Traceback (most recent call last):
  File "/public/lhl/envs/FBGAN_for_lhl/lib/python3.6/site-packages/ray/_private/gcs_utils.py", line 120, in check_health
    resp = stub.CheckAlive(req, timeout=timeout)
  File "/public/lhl/envs/FBGAN_for_lhl/lib/python3.6/site-packages/grpc/_channel.py", line 946, in __call__
    return _end_unary_response_blocking(state, call, False, None)
  File "/public/lhl/envs/FBGAN_for_lhl/lib/python3.6/site-packages/grpc/_channel.py", line 849, in _end_unary_response_blocking
    raise _InactiveRpcError(state)
grpc._channel._InactiveRpcError: <_InactiveRpcError of RPC that terminated with:
	status = StatusCode.UNAVAILABLE
	details = "failed to connect to all addresses"
	debug_error_string = "{"created":"@1668323012.889256827","description":"Failed to pick subchannel","file":"src/core/ext/filters/client_channel/client_channel.cc","file_line":3134,"referenced_errors":[{"created":"@1668323012.889255767","description":"failed to connect to all addresses","file":"src/core/lib/transport/error_utils.cc","file_line":163,"grpc_status":14}]}"
>
+ python -u PS.py
+ set +x  

Could you please help me to solve this problem?

@lihuiling
Could you check the logs in /tmp/ray/session_latest/logs/gcs_server.* and share it with me?
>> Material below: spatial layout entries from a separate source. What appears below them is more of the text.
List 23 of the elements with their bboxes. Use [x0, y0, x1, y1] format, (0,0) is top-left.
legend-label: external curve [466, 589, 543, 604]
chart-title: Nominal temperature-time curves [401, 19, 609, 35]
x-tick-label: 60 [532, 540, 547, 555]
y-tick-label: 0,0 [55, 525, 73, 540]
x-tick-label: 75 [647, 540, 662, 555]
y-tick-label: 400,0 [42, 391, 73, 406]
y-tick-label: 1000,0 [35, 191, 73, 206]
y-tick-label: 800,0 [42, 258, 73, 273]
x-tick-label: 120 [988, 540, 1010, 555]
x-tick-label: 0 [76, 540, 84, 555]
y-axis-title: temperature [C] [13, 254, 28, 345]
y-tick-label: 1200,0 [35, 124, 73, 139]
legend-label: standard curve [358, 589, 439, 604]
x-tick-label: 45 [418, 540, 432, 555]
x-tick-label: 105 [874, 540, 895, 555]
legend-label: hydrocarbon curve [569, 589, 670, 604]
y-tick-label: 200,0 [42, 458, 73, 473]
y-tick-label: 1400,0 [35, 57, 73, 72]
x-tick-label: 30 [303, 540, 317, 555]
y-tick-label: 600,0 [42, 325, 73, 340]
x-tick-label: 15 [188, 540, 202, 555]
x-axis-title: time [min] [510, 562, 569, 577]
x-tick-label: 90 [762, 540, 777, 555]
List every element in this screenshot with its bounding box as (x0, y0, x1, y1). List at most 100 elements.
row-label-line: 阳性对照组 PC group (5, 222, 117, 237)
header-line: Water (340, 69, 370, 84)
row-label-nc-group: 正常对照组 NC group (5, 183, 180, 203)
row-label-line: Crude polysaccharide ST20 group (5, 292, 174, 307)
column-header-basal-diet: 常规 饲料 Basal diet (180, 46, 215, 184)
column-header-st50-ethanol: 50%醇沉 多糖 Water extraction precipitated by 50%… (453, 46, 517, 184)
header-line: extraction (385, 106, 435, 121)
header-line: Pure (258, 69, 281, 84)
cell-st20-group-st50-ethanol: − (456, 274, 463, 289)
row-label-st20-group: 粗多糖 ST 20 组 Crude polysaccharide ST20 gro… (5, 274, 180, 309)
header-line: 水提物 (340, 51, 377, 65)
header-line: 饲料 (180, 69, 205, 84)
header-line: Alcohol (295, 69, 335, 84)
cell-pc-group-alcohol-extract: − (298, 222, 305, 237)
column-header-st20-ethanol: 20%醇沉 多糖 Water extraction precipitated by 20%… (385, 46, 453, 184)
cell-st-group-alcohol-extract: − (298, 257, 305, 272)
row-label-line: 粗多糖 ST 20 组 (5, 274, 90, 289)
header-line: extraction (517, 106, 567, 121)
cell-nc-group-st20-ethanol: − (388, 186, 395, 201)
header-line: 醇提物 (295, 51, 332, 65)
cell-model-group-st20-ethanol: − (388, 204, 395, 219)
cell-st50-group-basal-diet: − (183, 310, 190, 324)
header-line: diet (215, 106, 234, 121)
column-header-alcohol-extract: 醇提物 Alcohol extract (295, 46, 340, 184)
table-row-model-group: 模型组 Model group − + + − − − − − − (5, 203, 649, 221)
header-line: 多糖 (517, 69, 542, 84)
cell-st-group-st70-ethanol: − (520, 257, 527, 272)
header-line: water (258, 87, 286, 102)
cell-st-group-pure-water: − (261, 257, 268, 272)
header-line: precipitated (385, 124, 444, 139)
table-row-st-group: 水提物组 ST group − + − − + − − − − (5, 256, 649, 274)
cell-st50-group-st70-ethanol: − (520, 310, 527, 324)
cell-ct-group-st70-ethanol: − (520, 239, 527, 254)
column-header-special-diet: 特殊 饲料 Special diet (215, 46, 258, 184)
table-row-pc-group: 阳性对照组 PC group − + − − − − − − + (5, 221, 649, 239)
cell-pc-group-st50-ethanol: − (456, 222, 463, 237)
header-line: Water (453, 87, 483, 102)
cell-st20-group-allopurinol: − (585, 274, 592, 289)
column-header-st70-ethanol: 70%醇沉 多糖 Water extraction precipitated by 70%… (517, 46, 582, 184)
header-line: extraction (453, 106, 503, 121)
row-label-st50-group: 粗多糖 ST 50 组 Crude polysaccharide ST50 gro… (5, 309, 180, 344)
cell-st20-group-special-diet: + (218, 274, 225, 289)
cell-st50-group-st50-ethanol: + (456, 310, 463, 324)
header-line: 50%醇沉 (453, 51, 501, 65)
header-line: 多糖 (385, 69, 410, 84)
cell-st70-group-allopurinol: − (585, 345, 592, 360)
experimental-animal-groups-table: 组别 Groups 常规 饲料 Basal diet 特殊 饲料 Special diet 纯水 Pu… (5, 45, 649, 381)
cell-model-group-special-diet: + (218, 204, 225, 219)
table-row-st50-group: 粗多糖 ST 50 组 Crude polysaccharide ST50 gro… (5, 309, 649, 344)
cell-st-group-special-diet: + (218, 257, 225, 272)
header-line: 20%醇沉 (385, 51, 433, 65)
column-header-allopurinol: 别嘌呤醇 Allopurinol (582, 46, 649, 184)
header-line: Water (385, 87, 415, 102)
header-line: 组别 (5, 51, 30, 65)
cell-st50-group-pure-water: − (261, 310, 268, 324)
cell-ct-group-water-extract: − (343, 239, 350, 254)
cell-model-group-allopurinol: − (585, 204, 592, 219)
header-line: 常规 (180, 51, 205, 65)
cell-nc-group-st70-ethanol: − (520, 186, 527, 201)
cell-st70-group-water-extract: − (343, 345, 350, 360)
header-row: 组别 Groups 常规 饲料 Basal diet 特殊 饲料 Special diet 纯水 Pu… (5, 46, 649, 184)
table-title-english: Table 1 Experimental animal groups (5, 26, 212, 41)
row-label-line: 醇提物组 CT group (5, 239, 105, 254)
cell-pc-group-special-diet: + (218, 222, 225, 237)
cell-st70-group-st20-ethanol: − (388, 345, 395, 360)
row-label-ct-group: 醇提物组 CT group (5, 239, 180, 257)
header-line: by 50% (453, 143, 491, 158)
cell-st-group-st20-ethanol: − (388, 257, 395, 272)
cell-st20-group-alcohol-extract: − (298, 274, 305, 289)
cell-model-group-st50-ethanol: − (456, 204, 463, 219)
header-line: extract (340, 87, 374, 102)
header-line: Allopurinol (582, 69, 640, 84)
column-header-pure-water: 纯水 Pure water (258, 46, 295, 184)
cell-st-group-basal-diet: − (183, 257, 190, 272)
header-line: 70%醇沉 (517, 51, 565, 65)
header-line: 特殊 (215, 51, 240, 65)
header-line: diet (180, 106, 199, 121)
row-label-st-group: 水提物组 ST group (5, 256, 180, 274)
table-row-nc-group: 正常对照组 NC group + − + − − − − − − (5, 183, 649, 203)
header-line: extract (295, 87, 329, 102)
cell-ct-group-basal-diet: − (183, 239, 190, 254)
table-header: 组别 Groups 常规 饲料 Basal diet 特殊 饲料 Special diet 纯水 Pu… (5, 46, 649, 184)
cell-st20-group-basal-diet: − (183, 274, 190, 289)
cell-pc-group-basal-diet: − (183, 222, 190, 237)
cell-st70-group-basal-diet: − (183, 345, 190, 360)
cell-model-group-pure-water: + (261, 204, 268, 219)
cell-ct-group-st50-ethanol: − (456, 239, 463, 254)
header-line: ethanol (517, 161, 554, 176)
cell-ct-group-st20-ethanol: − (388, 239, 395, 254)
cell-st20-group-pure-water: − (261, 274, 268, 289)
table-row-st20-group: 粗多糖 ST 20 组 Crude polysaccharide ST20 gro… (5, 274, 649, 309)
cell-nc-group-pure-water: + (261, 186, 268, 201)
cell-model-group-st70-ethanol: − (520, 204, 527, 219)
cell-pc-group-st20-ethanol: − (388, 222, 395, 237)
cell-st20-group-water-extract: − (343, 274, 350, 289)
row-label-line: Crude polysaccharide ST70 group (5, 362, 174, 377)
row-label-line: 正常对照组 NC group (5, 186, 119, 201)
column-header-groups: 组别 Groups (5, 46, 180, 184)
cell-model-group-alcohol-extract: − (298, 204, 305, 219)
Hi @lihuiling, any updates on your end?

By the way, I believe --system-config takes in a JSON-formatted dictionary, so that may be why you’re getting the second error about Ray not being able to start. What was the output of the ray start command? You should see an error about this.

You can try the environment variable RAY_num_heartbeats_timeout=300 instead.